Perhaps nothing encapsulates what makes Wilco such a special band at this stage of their career than closer “One Sunday Morning (A Song For Jane Smiley’s Boyfriend).” It’s not a song that reinvents the wheel; stylistically it would feel just as home on 1995 debut
A.M. as it does here. It picks a destination and it sets out for it, riding the back of an irresistibly simple fingerpicked motif and a syncopated hi-hat. “This is how I’ll tell it / Oh, but it’s long,” Tweedy sings, and he isn’t kidding; at just a hair over twelve minutes, it’s one of the longest in Wilco’s catalog. But it never feels that way, despite the song’s unerring consistency. Embellished by strings and piano, it stays its course and gradually dissipates over a long outro, but the experience is timeless. For twelve minutes Wilco isn’t some institutional rock group, testing the outer boundaries of pop and creating something new and exciting. This is a song in the great American tradition of Woody Guthrie and Bob Dylan, painting a picture of old dust roads and melancholy sunsets, Tweedy bemoaning at the end “bless my mind, I miss being told how to love / what I learned without knowing / how much more I owe than I can give.” It’s a celebration of the art of storytelling, a tradition and a template that Wilco have always been deeply indebted to.

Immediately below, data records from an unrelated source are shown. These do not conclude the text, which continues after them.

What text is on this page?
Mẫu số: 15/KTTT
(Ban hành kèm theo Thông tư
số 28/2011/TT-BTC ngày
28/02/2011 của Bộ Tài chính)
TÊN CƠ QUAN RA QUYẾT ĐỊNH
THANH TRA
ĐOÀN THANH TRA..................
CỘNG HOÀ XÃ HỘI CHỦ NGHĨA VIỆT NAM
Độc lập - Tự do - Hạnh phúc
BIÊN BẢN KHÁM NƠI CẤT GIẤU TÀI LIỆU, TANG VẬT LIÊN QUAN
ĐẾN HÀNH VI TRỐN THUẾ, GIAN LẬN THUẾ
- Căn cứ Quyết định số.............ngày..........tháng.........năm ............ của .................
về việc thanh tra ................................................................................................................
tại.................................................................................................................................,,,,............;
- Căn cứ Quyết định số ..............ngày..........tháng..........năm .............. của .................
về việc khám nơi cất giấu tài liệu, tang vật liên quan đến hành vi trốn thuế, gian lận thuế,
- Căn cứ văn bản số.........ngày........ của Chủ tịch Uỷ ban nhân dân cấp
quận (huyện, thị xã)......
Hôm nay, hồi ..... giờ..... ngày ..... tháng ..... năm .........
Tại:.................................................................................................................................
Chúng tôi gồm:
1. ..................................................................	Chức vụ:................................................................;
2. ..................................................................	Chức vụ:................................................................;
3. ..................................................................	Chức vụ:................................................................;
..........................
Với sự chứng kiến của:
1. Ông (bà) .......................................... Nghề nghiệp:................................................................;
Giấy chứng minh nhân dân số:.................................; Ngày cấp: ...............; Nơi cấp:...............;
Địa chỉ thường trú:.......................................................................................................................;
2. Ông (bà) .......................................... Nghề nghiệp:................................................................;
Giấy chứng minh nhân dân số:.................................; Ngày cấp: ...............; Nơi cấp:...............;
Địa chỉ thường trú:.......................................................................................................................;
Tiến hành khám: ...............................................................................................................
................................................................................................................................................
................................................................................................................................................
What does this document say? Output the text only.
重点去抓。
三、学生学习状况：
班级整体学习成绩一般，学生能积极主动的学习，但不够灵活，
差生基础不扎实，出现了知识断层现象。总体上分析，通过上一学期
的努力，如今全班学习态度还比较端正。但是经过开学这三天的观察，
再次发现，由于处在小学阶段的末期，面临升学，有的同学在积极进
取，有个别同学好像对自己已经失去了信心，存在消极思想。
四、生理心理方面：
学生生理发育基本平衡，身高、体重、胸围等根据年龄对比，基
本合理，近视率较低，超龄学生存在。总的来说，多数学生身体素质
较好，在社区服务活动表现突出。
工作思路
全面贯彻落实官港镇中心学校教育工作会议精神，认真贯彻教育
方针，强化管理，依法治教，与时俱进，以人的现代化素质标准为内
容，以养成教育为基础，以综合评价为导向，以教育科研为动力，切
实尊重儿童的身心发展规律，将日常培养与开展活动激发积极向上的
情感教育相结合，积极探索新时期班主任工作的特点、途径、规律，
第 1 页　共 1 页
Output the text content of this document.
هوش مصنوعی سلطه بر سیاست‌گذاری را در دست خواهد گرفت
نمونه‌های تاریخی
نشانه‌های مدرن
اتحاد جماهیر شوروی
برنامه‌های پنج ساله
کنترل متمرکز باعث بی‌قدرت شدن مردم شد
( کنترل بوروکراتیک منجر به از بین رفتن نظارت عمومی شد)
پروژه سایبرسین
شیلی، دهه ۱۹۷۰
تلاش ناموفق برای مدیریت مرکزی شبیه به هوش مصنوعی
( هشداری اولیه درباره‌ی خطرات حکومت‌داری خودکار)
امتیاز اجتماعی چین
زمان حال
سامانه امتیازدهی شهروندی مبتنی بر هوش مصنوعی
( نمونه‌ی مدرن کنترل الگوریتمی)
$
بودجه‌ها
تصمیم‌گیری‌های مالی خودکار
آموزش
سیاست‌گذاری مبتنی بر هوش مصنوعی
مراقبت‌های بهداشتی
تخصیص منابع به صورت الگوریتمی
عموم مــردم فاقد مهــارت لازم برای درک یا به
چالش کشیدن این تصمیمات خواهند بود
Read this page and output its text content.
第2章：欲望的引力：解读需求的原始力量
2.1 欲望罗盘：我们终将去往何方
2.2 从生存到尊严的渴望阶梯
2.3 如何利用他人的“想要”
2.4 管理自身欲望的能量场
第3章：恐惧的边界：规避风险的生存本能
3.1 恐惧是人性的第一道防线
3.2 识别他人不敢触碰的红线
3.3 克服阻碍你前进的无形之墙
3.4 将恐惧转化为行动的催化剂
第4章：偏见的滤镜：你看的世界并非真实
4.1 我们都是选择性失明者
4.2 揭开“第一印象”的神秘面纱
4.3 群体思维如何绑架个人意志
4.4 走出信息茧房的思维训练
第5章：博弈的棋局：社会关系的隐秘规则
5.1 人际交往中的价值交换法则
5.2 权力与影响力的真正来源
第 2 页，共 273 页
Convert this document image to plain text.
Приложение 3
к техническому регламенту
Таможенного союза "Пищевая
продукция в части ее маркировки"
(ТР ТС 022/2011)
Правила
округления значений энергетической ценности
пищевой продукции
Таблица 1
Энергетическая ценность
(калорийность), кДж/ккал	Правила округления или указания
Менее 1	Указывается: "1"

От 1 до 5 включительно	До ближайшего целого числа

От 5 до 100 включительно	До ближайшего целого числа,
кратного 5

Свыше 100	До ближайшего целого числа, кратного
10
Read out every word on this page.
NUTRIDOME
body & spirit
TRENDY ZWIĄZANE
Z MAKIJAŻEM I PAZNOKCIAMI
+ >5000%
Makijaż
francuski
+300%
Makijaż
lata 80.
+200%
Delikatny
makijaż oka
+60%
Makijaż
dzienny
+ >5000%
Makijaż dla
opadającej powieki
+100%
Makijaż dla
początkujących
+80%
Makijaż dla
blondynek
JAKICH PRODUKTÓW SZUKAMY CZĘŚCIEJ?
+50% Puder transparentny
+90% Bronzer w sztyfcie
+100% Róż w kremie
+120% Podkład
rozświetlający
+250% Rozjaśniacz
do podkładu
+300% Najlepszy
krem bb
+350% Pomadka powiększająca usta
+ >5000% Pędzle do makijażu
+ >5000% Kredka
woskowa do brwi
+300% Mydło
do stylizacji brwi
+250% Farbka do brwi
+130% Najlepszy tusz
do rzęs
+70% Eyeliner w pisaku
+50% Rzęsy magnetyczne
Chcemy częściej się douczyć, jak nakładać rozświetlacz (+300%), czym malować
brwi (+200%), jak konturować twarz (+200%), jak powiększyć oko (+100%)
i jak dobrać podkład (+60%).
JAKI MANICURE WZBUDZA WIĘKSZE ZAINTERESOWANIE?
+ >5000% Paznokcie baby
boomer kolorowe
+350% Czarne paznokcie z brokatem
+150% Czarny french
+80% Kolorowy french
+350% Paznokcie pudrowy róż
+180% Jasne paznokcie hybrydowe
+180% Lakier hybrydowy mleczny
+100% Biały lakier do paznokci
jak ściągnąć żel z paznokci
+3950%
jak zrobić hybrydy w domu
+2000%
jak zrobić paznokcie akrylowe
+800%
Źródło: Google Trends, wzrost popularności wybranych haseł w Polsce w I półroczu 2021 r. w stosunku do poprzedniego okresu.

That’s what
The Whole Love is all about, telling a story and sticking to it, crafting a mix of sound and lyrics that best symbolizes the music that beats under American highways and floats around American campfires. Wilco have had their peaks and valleys, but they have never sounded as confident as they do on
The Whole Love. For a band with eight studio albums and coming up on eighteen years running, I can’t think of anything more impressive.